Across the Great Divide

Learned a valuable lesson today: Don't cross the Continental Divide on a steep, gravely, single lane road with no pull outs or places to turn around, in the Rialta.  The Astro? ok, no problem. The Rialta, NO!

It started out ok, but 10 miles later we were grinding slowly up the last long incline in the lowest gear with the accelerator floored.  We were both sitting on the edges of our seats, willing the rig up the last 100 yards.  I was poised to jump out and push.  As we limped up to the summit all 3 of us heaved sighs of relief.  You gotta love the Idaho DOT, there at the top was a sign that read "No RVs or trailers."  Brother.  As is usual with me I took no pictures of this part of the day.  When the going gets tough I don't take pictures.


Going down was not a problem and we cruised to Clark Canyon Reservoir where we were treated to a nice free campsite above the lake and a beautiful sunset.

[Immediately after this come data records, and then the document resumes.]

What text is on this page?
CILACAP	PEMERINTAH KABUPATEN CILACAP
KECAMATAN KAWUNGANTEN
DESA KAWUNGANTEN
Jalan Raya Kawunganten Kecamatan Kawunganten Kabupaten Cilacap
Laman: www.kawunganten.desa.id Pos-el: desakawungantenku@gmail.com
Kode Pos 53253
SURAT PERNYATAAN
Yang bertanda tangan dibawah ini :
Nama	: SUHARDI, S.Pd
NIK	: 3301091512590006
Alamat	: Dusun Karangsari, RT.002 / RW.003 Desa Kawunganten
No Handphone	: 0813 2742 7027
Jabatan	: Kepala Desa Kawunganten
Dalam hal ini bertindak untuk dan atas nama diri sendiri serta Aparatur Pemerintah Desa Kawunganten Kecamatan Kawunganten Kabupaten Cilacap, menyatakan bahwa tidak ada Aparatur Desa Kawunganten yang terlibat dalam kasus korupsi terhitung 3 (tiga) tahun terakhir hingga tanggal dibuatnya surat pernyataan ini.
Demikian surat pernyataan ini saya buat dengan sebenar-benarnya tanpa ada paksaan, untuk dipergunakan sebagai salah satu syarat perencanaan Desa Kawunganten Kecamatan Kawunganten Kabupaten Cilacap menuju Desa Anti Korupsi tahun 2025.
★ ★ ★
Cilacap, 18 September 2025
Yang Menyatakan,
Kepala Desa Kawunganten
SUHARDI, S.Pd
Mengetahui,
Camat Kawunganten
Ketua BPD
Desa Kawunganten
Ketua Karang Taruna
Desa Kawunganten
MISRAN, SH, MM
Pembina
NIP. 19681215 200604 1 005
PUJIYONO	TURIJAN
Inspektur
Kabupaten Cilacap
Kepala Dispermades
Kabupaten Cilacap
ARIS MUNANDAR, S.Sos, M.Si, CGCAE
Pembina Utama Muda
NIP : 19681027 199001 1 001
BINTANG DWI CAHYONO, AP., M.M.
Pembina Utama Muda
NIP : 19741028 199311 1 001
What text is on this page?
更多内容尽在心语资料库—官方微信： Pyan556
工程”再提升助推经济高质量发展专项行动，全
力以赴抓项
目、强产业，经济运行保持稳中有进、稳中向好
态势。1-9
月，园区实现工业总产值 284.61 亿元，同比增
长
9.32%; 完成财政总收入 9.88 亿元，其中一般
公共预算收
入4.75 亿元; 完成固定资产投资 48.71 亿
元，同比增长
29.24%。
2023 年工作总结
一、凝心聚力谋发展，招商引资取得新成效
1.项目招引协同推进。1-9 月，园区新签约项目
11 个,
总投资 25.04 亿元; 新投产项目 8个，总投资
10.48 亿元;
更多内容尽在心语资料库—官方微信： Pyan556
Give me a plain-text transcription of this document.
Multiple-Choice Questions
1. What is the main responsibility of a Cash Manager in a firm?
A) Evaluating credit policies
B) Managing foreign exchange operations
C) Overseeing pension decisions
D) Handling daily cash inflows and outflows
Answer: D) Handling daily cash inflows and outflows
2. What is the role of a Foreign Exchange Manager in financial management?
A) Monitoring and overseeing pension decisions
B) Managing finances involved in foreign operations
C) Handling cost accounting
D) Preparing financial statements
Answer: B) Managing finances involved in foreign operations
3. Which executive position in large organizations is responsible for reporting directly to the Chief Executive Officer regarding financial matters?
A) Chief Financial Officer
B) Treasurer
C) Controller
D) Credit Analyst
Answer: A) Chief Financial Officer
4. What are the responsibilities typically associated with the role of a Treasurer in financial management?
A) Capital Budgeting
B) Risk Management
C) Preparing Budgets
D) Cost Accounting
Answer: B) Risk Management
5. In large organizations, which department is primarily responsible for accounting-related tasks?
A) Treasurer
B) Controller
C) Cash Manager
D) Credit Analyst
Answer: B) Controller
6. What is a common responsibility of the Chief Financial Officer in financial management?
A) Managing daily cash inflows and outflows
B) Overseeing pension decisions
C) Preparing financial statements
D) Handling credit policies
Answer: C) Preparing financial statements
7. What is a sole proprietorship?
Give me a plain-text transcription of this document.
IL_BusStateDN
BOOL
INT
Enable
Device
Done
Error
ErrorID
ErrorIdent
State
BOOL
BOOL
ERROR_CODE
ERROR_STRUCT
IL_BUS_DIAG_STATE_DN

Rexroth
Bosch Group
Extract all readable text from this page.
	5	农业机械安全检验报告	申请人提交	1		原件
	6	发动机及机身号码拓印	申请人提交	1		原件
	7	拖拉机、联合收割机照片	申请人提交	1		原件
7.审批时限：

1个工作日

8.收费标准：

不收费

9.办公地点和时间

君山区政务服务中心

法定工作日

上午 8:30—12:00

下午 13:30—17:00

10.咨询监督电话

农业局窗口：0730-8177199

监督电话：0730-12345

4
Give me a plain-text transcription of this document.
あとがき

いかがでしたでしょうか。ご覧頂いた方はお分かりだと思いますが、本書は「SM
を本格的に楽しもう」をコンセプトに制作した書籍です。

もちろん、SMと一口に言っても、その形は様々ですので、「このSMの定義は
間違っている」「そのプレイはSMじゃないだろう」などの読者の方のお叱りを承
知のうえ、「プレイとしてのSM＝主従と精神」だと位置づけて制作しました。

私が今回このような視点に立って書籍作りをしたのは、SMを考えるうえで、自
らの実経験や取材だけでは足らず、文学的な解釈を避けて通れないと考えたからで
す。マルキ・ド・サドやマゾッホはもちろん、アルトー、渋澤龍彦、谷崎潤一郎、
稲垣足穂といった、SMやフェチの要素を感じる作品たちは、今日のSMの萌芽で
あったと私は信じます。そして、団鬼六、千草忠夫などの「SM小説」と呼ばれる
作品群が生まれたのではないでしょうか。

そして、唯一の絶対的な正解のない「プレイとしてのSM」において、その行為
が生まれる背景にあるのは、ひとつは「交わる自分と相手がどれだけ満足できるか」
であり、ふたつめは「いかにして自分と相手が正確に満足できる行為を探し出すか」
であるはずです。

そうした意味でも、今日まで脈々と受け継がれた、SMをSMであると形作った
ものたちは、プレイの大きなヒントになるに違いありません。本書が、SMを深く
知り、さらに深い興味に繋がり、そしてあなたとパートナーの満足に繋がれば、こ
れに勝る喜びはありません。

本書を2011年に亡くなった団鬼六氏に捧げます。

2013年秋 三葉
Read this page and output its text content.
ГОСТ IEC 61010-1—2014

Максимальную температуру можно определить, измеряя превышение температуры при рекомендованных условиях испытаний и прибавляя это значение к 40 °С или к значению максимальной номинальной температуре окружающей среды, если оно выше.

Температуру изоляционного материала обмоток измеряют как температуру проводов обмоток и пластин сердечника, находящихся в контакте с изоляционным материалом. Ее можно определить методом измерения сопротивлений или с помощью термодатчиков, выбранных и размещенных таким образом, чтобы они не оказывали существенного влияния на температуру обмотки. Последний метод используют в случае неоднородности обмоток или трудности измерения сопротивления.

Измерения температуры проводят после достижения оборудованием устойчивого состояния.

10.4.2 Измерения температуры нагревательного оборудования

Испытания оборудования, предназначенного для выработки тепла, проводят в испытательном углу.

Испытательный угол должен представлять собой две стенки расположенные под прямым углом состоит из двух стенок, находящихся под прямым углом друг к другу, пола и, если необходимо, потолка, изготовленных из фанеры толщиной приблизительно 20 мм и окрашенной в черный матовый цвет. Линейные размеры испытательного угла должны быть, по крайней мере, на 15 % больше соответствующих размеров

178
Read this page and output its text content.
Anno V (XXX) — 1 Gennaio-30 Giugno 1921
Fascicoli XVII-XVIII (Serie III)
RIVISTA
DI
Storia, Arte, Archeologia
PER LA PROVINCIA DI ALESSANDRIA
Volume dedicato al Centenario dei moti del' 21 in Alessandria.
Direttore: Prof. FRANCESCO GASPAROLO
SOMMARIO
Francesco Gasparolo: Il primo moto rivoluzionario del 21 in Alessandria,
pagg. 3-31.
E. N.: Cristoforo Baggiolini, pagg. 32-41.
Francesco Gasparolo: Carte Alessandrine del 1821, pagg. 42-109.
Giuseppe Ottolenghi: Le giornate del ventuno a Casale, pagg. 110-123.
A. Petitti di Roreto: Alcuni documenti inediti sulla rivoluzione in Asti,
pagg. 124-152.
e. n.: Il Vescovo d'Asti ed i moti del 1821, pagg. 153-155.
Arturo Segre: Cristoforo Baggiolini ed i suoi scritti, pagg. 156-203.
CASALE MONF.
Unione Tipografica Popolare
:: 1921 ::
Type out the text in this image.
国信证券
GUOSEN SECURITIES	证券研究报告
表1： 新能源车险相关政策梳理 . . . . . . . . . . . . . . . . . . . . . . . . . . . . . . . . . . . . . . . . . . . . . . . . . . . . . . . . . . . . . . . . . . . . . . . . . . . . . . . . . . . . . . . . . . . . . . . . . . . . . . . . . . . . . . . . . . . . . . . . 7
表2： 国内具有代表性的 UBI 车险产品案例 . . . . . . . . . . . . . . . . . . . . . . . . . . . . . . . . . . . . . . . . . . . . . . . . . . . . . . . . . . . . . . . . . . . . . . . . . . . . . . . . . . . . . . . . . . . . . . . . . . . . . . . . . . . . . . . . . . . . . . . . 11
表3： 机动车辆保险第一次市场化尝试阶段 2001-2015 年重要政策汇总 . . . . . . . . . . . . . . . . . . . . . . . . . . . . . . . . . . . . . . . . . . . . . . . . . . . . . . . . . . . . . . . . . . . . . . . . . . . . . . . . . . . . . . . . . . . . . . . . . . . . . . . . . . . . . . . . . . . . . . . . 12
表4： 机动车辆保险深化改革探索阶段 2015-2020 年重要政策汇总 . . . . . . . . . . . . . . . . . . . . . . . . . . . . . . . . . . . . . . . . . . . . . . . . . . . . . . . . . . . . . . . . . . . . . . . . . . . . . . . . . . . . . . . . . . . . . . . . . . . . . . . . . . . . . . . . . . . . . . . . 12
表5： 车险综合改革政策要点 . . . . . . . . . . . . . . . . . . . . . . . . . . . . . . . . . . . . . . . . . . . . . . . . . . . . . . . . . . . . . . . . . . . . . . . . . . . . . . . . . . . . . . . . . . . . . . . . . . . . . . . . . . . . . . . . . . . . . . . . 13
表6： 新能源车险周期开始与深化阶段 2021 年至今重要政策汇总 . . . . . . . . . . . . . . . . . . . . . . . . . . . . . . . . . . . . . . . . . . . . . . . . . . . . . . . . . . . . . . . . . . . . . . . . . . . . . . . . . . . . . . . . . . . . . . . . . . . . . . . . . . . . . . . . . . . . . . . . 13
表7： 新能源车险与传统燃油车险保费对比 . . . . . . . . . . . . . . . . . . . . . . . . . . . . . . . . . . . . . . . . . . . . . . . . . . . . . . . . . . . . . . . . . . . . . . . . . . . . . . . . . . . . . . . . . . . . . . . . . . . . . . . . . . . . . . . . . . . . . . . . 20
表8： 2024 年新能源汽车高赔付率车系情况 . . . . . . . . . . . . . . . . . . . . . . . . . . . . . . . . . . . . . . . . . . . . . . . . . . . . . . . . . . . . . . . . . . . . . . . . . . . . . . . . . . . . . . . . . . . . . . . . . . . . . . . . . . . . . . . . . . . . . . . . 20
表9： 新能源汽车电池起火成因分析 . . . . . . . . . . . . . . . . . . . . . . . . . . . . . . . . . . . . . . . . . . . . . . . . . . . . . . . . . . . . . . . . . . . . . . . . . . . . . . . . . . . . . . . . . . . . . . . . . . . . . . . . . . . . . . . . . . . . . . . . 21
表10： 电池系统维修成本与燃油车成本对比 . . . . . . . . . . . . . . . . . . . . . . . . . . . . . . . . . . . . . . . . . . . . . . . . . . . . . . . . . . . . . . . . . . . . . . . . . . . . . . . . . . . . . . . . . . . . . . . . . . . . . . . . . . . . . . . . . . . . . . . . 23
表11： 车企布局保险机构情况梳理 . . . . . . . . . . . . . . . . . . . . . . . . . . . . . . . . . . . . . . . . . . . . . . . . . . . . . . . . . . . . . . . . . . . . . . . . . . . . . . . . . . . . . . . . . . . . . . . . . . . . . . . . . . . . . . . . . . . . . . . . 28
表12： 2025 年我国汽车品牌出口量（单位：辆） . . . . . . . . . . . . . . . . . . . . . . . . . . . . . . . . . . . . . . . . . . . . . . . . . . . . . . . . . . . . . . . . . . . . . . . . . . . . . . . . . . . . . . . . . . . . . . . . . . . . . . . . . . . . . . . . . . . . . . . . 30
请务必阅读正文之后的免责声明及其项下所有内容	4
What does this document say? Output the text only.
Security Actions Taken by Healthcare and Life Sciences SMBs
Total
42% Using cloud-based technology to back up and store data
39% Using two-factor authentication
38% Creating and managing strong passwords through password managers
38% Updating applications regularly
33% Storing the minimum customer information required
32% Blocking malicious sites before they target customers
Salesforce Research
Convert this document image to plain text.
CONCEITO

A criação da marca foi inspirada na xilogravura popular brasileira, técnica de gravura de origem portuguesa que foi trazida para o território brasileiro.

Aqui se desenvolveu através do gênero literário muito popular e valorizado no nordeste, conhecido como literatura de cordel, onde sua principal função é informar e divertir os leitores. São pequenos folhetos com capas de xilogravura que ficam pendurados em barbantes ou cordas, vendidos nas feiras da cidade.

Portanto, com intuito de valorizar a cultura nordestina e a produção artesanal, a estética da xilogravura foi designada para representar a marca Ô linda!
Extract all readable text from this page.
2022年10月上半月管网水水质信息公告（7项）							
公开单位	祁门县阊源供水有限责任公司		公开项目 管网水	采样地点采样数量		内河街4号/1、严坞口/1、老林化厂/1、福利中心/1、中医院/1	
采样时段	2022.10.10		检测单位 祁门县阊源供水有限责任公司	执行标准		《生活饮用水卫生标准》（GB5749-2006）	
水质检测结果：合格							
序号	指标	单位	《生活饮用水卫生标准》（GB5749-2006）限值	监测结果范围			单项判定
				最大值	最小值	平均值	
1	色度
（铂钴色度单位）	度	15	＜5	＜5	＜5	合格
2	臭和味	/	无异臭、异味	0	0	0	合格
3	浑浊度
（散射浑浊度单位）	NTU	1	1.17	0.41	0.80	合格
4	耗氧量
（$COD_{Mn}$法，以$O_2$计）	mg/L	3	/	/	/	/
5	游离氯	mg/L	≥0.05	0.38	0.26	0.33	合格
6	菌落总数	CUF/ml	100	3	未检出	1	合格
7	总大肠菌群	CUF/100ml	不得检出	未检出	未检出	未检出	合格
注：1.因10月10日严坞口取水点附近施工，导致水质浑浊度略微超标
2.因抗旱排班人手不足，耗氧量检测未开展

It was a lovely finish to a somewhat stressful day.

The next morning as we were gassing up in Dillion, a guy approached Thayer and asked him if we were the RV seen going over Lemhi Pass the previous day.  Our daring reputations preceded us! 


Sunset over the Clark Canyon Reservoir, and our new dining room-the great out-of-doors!




Monday, July 22, 2013

Leave the Payette

After a final morning float, we pack up and say goodbye to everyone.
Sunbeam Hot Springs
We find Sunbeam Hotsprings on the shores of the Salmon River, a delightful soaking spot.  Informal pools have been made out of river rock and heated by very hot water coming vigorously out of a culvert. You just move around the pool til you find the temperature that suits you.  There is also hot water coming right out of the sand on the bottom of the pool.


Boot Hill Cemetery
We spent the night at Boot Hill cemetery, located above the ghost towns of Bonanza and Custer.  This is part of the Yankee Mining District and the Yankee River was heavily dredged in the day.  They are now trying to restore parts of the river for salmon habitat. Custer is a nicely preserved town run by the Forest Service, manned by crusty old volunteers and has a nice little museum.


Mining Dredge
Mining Dredge near Bonanza- churned up 5 1/2 miles of pristine river, leaving giant piles of rocks everywhere.

Cabin scene in Custer


Friday, July 19, 2013

Rafting the Payette

A good way to start any great adventure is to ease into it by doing something that you are already familiar with, something like rafting the mighty Payette River, just north of Boise, ID. My family has been camping and rafting here for about 20 years, staying in the same campground, enjoying the same 4 stretches of river that we've always done.  My sister Barbara, her hubby Paul and some of their friends from SLC meet us there for 3 days of fun filled rafting.  Somehow it just never gets old. We are the first of our rafting group to show up in an RV and I think I detected a few envious looks as we gave folks the tour.  It is a little weird to be on the "other side", having always poo-pooed RVs in the past! You know you're getting old......

A great thing about our trips is that there are almost always some young folks along to do the heavy lifting and learn the ropes so that in a few years they will be captaining us old folks down the river.  The weekend after our rafting  trip my son Tommy took a bunch of his friends on his first organized rafting trip here at the Payette.  It has become a legacy activity!

Thursday, July 18, 2013

Under Way

After a long day of preparation, and a last minute sale of the Blazer, we finally pull away from Bothell shortly before midnight.